I steered my kayak to bump up alongside hers. “Atlantic? You an East Coaster originally?”

“I’m from the D.C. area, but I went to art school in New York.”

“Do you still have family in D.C.?”

Her eyes shifted away from me, and she bit her lip.

“Sorry,” I said quickly. “I don’t mean to pry. I’m just curious about how somebody would end up here if they hadn’t lived here before.”

Trailing her fingers in the water, Rose glanced back at me. “It’s okay. It’s just not something I talk about very often. But yes, my parents live there.

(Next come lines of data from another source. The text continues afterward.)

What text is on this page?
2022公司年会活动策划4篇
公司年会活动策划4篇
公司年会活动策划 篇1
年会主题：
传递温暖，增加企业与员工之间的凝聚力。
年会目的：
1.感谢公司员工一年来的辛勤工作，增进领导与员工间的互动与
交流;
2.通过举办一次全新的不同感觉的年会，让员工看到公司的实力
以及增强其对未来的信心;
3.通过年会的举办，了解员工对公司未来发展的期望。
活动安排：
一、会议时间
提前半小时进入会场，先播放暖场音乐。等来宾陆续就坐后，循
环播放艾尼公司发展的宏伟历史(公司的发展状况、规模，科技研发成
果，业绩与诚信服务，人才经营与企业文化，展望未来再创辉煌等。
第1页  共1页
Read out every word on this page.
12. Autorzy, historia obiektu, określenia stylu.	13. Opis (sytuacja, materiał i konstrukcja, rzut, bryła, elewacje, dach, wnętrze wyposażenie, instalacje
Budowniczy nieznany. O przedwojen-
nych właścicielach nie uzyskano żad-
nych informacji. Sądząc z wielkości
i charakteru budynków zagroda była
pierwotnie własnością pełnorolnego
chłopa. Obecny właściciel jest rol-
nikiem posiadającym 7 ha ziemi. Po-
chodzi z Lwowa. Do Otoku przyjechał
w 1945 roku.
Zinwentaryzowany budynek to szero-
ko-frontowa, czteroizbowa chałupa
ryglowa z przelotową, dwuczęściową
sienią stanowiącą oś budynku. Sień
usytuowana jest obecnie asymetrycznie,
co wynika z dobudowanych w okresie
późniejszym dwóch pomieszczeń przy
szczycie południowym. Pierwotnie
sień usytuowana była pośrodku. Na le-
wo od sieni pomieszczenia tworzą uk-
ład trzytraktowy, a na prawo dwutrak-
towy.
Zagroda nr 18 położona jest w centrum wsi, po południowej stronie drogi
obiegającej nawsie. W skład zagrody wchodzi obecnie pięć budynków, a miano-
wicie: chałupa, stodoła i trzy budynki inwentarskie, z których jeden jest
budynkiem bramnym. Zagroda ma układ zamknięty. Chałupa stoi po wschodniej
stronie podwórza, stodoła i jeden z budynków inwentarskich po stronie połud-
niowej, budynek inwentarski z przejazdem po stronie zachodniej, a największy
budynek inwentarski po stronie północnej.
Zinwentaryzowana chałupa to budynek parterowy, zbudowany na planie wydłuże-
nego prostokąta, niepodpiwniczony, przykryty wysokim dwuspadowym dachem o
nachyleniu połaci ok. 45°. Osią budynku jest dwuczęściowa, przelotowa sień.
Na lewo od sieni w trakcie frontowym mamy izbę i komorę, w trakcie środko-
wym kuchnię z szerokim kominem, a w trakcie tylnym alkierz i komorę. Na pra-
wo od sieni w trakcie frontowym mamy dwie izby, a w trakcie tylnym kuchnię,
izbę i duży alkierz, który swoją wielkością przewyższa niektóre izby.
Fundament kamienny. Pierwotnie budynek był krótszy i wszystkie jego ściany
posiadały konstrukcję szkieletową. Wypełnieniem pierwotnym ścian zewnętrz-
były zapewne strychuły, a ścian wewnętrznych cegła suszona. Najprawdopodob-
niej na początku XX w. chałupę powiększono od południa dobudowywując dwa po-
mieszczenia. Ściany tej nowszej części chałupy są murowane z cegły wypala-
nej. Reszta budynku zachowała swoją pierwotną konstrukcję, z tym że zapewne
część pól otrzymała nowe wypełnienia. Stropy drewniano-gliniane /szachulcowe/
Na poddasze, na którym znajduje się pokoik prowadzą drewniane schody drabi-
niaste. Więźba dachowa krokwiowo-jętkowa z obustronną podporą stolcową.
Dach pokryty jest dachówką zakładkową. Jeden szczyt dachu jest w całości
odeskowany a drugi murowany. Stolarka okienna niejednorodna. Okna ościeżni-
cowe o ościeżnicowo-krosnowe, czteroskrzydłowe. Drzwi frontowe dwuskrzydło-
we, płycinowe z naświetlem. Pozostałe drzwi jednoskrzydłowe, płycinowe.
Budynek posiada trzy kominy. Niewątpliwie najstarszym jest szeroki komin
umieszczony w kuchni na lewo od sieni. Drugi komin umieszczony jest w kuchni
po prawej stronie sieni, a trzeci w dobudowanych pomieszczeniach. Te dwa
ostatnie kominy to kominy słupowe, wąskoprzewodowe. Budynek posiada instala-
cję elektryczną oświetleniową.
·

After they adopted me, I finished high school in D.C. before moving to New York for a few years then to here.”

Oh…oh.

I gripped my paddle tighter, barely noticing the thick forest and underbrush scrolling behind Rose as I bent toward her over the water between us.

“You don’t have to tell me anything, Rose,” I said, just loud enough to be heard over the river. “There are plenty of things about my past I don’t like discussing either.”

She shrugged. “It’s really okay. My parents and I got to choose our family, and we’ve loved each other ever since.” She smiled, and I instantly believed her. “My biological parents died in a car crash, and I had no living relatives, so I ended up in foster care. It was…hard for me. I thought I’d never find a real family to love and keep me forever. And then one day, I did.”

I couldn’t help myself. I caught up the hand she dangled in the water and squeezed it. Her fingertips were cold and wet, so I tried to massage some warmth back into them.